The article goes on to predict that these tags could be an alternative to “the now controversial RFID tags that are making headlines.” The article didn’t say when these tags might become commercially available.
This is hardly the only case of someone claiming that a new innovation would spell the end of RFID. On Sept. 22, I got a press release that said: “The breakthrough recently announced by Intel Corporation and the University of California allowing lasers to be built cheaply on silicon chips makes possible inexpensive optical identification tags, which could render RFID tags and their related security issues obsolete.” This was based on the announcement made a couple of days earlier (see Intel, UCSB produce laser-silicon chip).
Proclamations about the premature death of RFID are a sign of how far the technology has come. Five years ago, when I first started covering RFID, no one knew what it was, so no one could say a particular technology would spell the end of RFID. It’s clear that so many people know what RFID is that developers of new technologies see it as something worth knocking off.
The other thing that’s positive is that these articles make it clear that people believe RFID will be widely adopted. If they didn’t believe that, they wouldn’t want to replace RFID in the pantheon of auto-ID technologies.

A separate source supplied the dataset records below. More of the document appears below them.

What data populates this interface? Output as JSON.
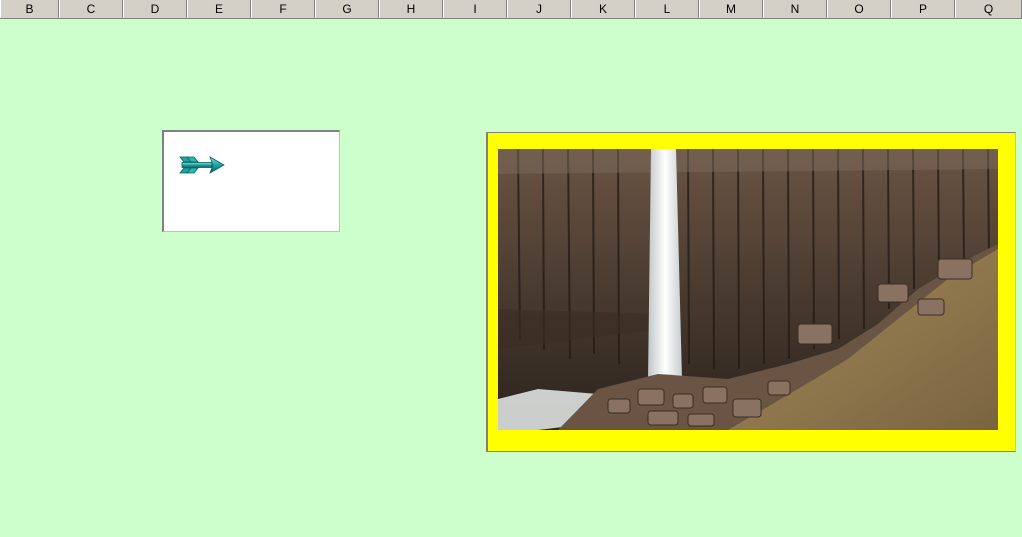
{
  "column_headers": [
    "B",
    "C",
    "D",
    "E",
    "F",
    "G",
    "H",
    "I",
    "J",
    "K",
    "L",
    "M",
    "N",
    "O",
    "P",
    "Q"
  ],
  "colors": {
    "sheet_background": "#ccffcc",
    "header_background": "#d4d0c8",
    "frame_fill": "#ffff00",
    "arrow_color": "#1fa3a3"
  },
  "text_box": {
    "icon": "arrow-right-icon"
  },
  "picture": {
    "subject": "waterfall-photo-icon"
  }
}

Could these innovations make RFID obsolete? I don’t think so. These technologies and others that rely on light-emitting tags or tags that use sonar or infrared have severe limitations that won’t ever be overcome—in particular, they rely on line of sight. You can’t embed them inside packaging, inside products or even inside labels and read them regardless of orientation to the reader. And any technology that can be embedded will use radio waves and a unique identifier, which means it, is a form of RFID.